El caso de Pescanova, un amaño que se remonta al año 2003

natalia bore / SOfía Vázquez MADRID, REDACCIÓN / LA VOZ

ECONOMÍA

Fernández de Sousa admite que sus maniobras fueron para «mantener viva» a la empresa

12 jul 2013 . Actualizado a las 11:38 h.

Durante casi tres horas Deloitte se reunió en Madrid con los consejeros de Pescanova -incluido el presidente, Manuel Fernández de Sousa- para informar no solo de la evolución del concurso, sino especialmente del explosivo informe forense que KPMG remitió la víspera. En este, la auditora revela datos impactantes, como que cinco directivos de la pesquera (ninguno del consejo de administración), con Fernández de Sousa al frente, habían diseñado y utilizado durante años un entramado societario instrumental y habían hecho uso deliberadamente de prácticas irregulares para ocultar la deuda real y lograr más financiación. Aunque KPMG investigó las cuentas del grupo entre el 2010 y el 2012, estiman que los amaños contables y financieros datan de nueve años atrás, desde el 2003. Y fueron las grandes inversiones en acuicultura las que desbocaron las irregularidades.

El informe apunta a varios directivos. Alfonso García Calvo, ex administrador solidario junto con Fernández de Sousa, de Novapesca Trading; Alfredo López Uroz, jefe de administración de la matriz; Antonio Táboas, antiguo director financiero; Carlos Turci, director financiero del grupo y de Pescafina; y Joaquín Viña, jefe de auditoría. Además del presidente, esas son las personas a las que KPMG señala como presuntos responsables de la trama. Viña, Táboas y López Uroz están imputados ya en la Audiencia Nacional.

KPMG reformuló las cuentas

La simulación de operaciones comerciales entre sociedades instrumentales del grupo, el uso repetido de las mismas facturas en diferentes líneas de factoring o de facturas falsas, o excluir del perímetro de consolidación de las cuentas del grupo sociedades que tendrían que figurar, son algunas de las prácticas irregulares que los investigadores han destapado, y con ellas, la necesidad de reformular unas cuentas que de ningún modo eran radiografía fiel de la salud de la empresa.

Así, junto con unos fondos propios negativos de 927 millones -Pescanova comunicó a la CNMV una situación patrimonial positiva en 148 millones- y una deuda de 3.281 millones al cierre del 2012, KPMG cuantificó en 951 las pérdidas acumuladas entre el 2010 y el 2012, frente a los 66 millones de beneficios que había declarado, a las que había que sumar otros 437 de pérdidas no declaradas antes del 2010, según recogía Expansión, que también reproducía el intercambio de correos entre directivos (que se reproduce en esta página).

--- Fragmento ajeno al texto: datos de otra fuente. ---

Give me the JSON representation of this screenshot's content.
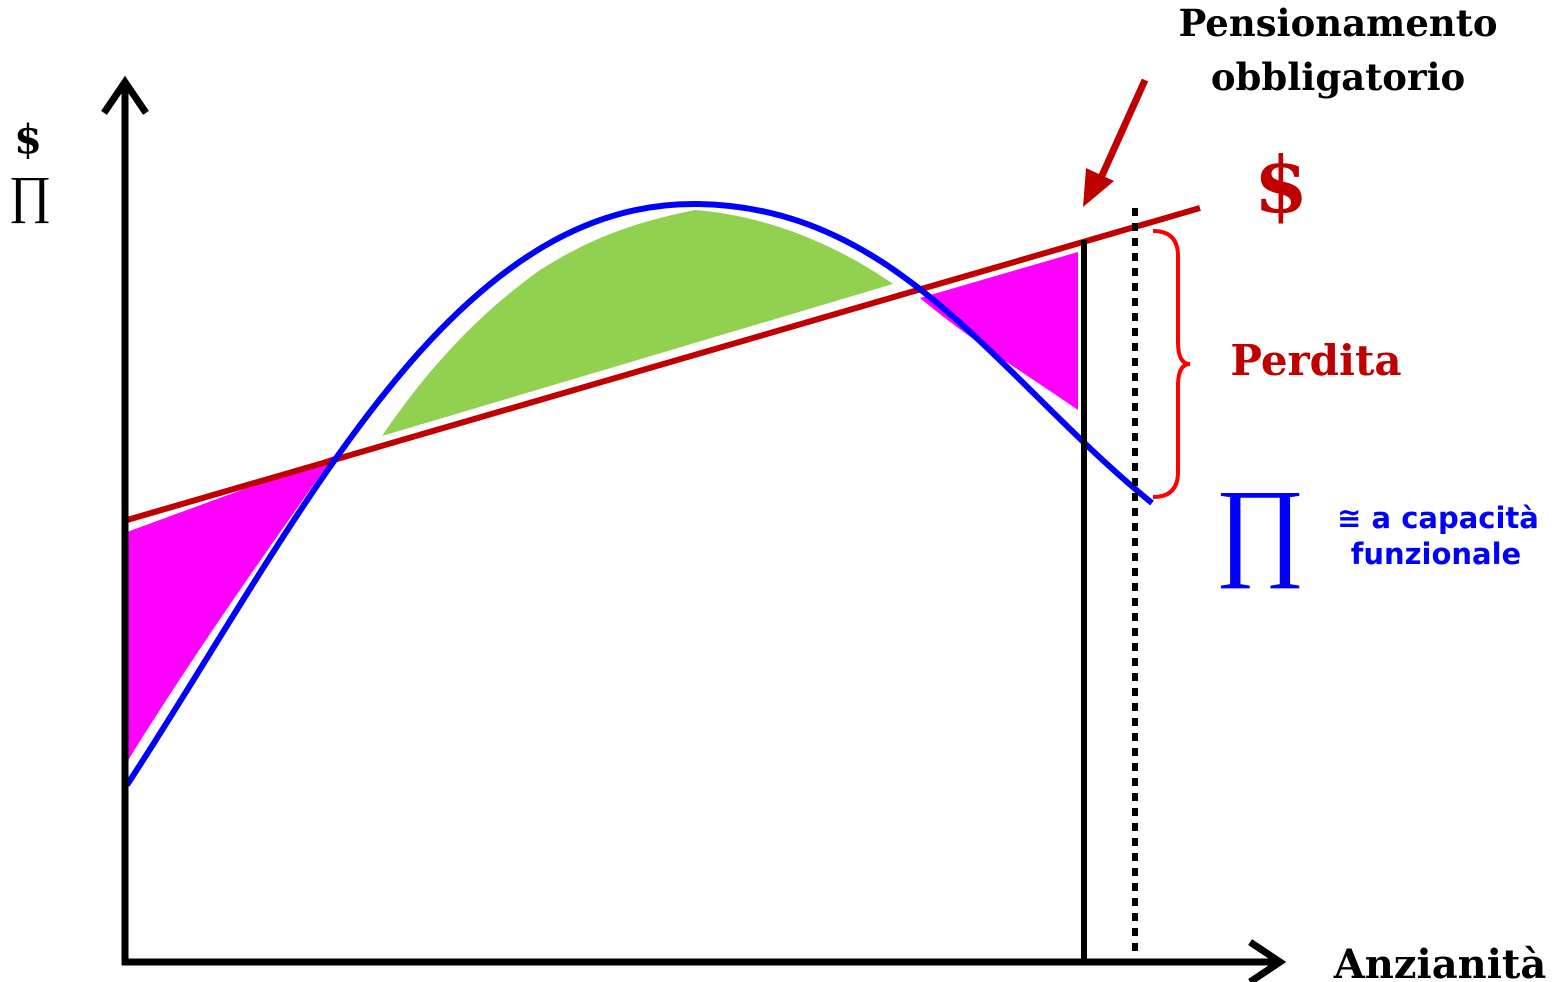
{
  "labels": {
    "y_axis_dollar": "$",
    "y_axis_pi": "∏",
    "x_axis": "Anzianità",
    "retirement_line1": "Pensionamento",
    "retirement_line2": "obbligatorio",
    "dollar_curve": "$",
    "loss": "Perdita",
    "pi_curve": "∏",
    "capacity_line1": "≅ a capacità",
    "capacity_line2": "funzionale"
  },
  "colors": {
    "axis": "#000000",
    "pi_curve": "#0000ff",
    "dollar_line": "#c00000",
    "gain_region": "#92d050",
    "loss_region": "#ff00ff",
    "brace": "#ff0000",
    "capacity_text": "#0000ff"
  }
}
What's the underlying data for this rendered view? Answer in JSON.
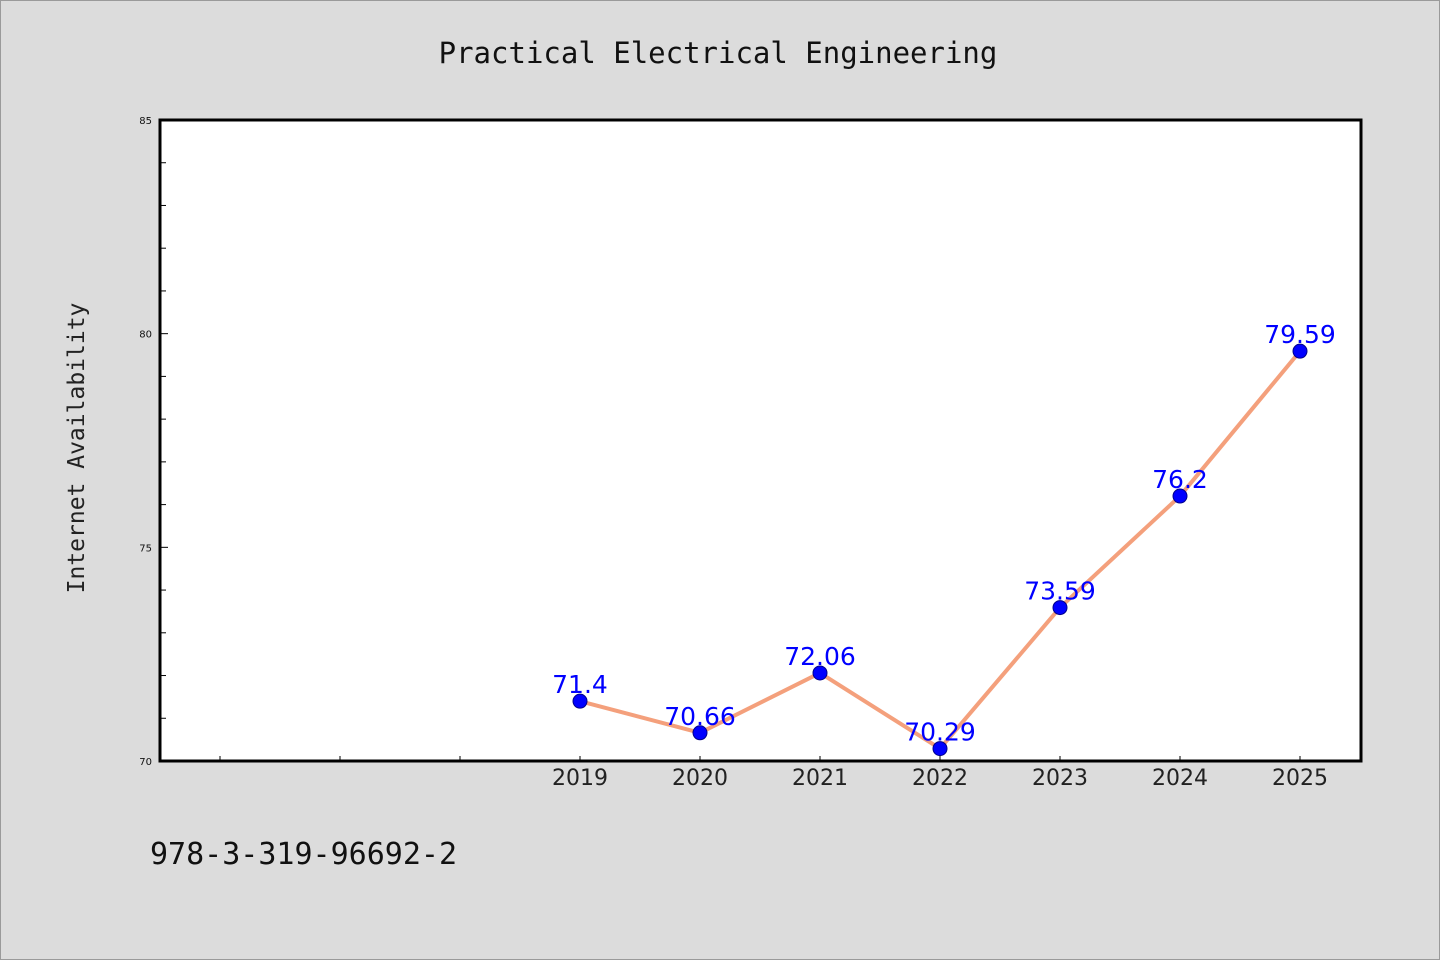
{
  "chart_data": {
    "type": "line",
    "title": "Practical Electrical Engineering",
    "xlabel": "",
    "ylabel": "Internet Availability",
    "categories": [
      "2019",
      "2020",
      "2021",
      "2022",
      "2023",
      "2024",
      "2025"
    ],
    "series": [
      {
        "values": [
          71.4,
          70.66,
          72.06,
          70.29,
          73.59,
          76.2,
          79.59
        ],
        "labels": [
          "71.4",
          "70.66",
          "72.06",
          "70.29",
          "73.59",
          "76.2",
          "79.59"
        ]
      }
    ],
    "ylim": [
      70,
      85
    ],
    "yticks": [
      "70",
      "75",
      "80",
      "85"
    ],
    "grid": false,
    "legend": "none",
    "colors": {
      "line": "#f4a07c",
      "marker": "#0000ff",
      "data_label": "#0000ff",
      "background": "#dcdcdc",
      "plot_background": "#ffffff"
    }
  },
  "footnote": "978-3-319-96692-2"
}
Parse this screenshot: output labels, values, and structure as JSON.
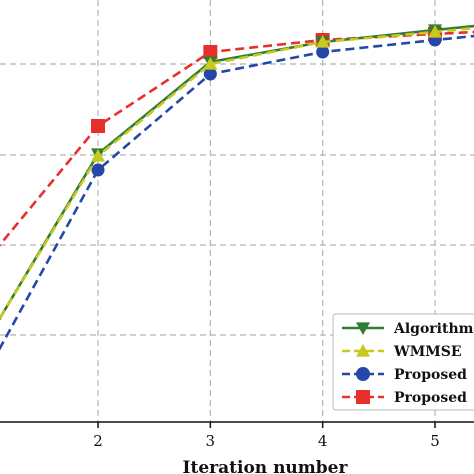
{
  "chart_data": {
    "type": "line",
    "xlabel": "Iteration number",
    "xlim": [
      1,
      5.35
    ],
    "ylim": [
      0,
      1
    ],
    "x_ticks": [
      "2",
      "3",
      "4",
      "5"
    ],
    "grid": true,
    "legend_position": "bottom-right",
    "series": [
      {
        "name": "Algorithm",
        "color": "#2e7d32",
        "style": "solid",
        "marker": "triangle-down",
        "x": [
          1,
          2,
          3,
          4,
          5,
          5.35
        ],
        "y": [
          0.2,
          0.67,
          0.9,
          0.95,
          0.98,
          0.99
        ]
      },
      {
        "name": "WMMSE",
        "color": "#c8c81e",
        "style": "dashed",
        "marker": "triangle-up",
        "x": [
          1,
          2,
          3,
          4,
          5,
          5.35
        ],
        "y": [
          0.2,
          0.665,
          0.895,
          0.95,
          0.975,
          0.985
        ]
      },
      {
        "name": "Proposed",
        "color": "#2548a8",
        "style": "dashed",
        "marker": "circle",
        "x": [
          1,
          2,
          3,
          4,
          5,
          5.35
        ],
        "y": [
          0.12,
          0.63,
          0.87,
          0.925,
          0.955,
          0.965
        ]
      },
      {
        "name": "Proposed",
        "color": "#e8302a",
        "style": "dashed",
        "marker": "square",
        "x": [
          1,
          2,
          3,
          4,
          5,
          5.35
        ],
        "y": [
          0.4,
          0.74,
          0.925,
          0.955,
          0.97,
          0.975
        ]
      }
    ]
  }
}
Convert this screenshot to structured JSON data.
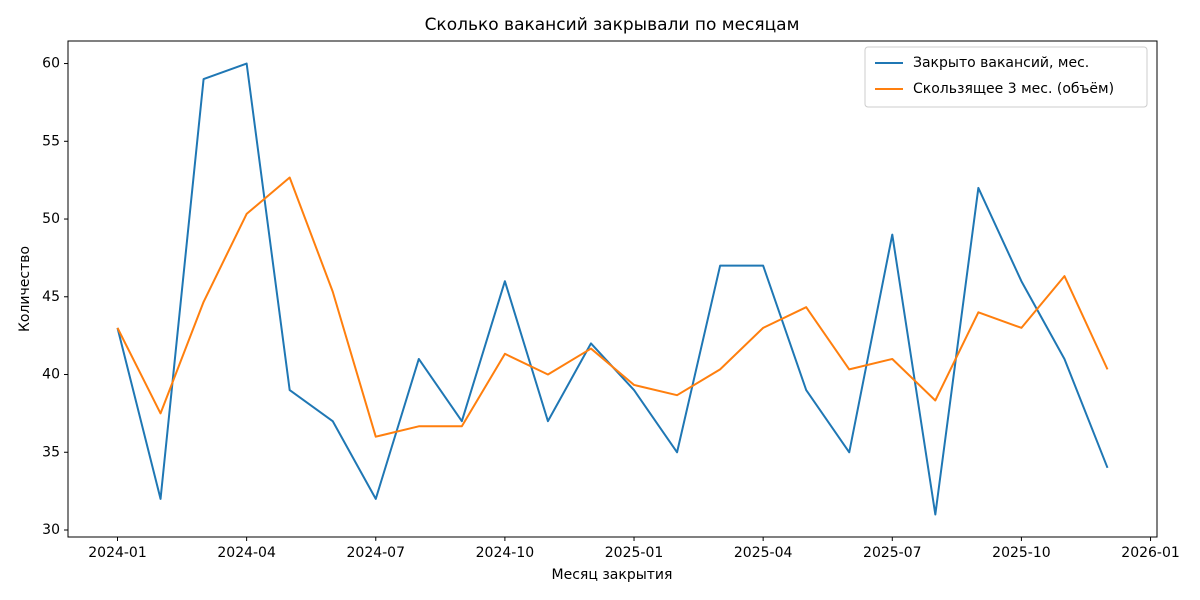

Una quita del 60% de la deuda

Mientras, según confirmaron varias fuentes, ya se está negociando con la banca acreedora una quita del 60 % de la deuda, a la que podría sumarse la conversión en capital de un porcentaje de ese pasivo.

A raíz de esas conclusiones del informe forense, la CNMV anunció que ha iniciado las «actuaciones oportunas para determinar el alcance de los incumplimientos de Pescanova de la Ley del Mercado de Valores» en lo que respecta a los folletos de admisión y emisión y a la remisión de cuentas.

Pero frente al chaparrón, Fernández de Sousa se mantiene impertérrito. A la salida de la reunión con Deloitte, el aún presidente admitió las irregularidades, aunque repetidamente se refirió a ellas como «errores», y las explicó con la supervivencia de la empresa. «Todo lo que se ha hecho ha sido para que Pescanova siguiera viva, como está», dijo, añadiendo que «explicará los errores ante quien lo tenga que hacer y en el momento oportuno».

Recordó que había sido el consejo, a propuesta suya, quien contrató esa autoría: «Se hizo para poner de manifiesto, con claridad y transparencia, las irregularidades y errores que pudiera haber». E insistió en que «si no tuviera la conciencia tranquila y no pudiera explicar las cosas, no lo habría hecho».

Damm, segundo accionista y principal opositor a la gestión del presidente, aseguró que apoyaba completamente al administrador concursal y que cree en la viabilidad de Pescanova, no en su liquidación. Junto con Luxempart e Iberfomento han solicitado al juez la convocatoria de una junta general para elegir un nuevo órgano de gobierno.